Reeds vanaf de aanvang zet Wilde zijn lezer op het verkeerde been; wie had gedacht dat socialisme gelijk staat met maatschappelijk medegevoel komt bedrogen uit:

Het voornaamste voordeel dat uit de invoering van het Socialisme zou voortkomen is, ongetwijfeld, het feit dat het Socialisme ons zou ontheffen van die onverkwikkelijke noodzaak om voor anderen te leven die bij de huidige stand van zaken bijna iedereen onder haar zo meedogenloze druk houdt. In feite ontsnapt nauwelijks iemand er aan (1; 1174).
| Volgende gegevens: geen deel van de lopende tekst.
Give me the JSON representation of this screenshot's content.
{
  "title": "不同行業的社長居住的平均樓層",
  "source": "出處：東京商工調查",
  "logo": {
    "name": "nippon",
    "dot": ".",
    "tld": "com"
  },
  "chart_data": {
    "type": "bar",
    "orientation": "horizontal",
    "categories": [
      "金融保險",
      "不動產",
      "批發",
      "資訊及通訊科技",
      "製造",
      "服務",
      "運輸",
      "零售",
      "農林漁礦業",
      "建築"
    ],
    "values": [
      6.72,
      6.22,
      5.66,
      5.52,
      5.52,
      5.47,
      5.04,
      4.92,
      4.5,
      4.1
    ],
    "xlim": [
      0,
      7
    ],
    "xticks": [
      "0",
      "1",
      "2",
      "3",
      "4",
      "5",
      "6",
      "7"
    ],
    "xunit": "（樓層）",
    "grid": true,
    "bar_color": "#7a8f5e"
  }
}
Grote geesten, zo vervolgt hij, als Darwin, Keats, Renan en Flaubert zijn er wel in geslaagd om zichzelf te ontplooien, maar dat zijn uitzonderingen. ‘Het merendeel der mensen bederven hun leven met een ongezond en overdreven altruïsme, of liever, worden gedwongen het in die richting te bederven. Zij vinden zich omringd door afzichtelijke armoede, wanstaltigheid, hongersnood. Onvermijdelijk moeten zij door dit alles diep worden aangedaan’(1-2; 1174).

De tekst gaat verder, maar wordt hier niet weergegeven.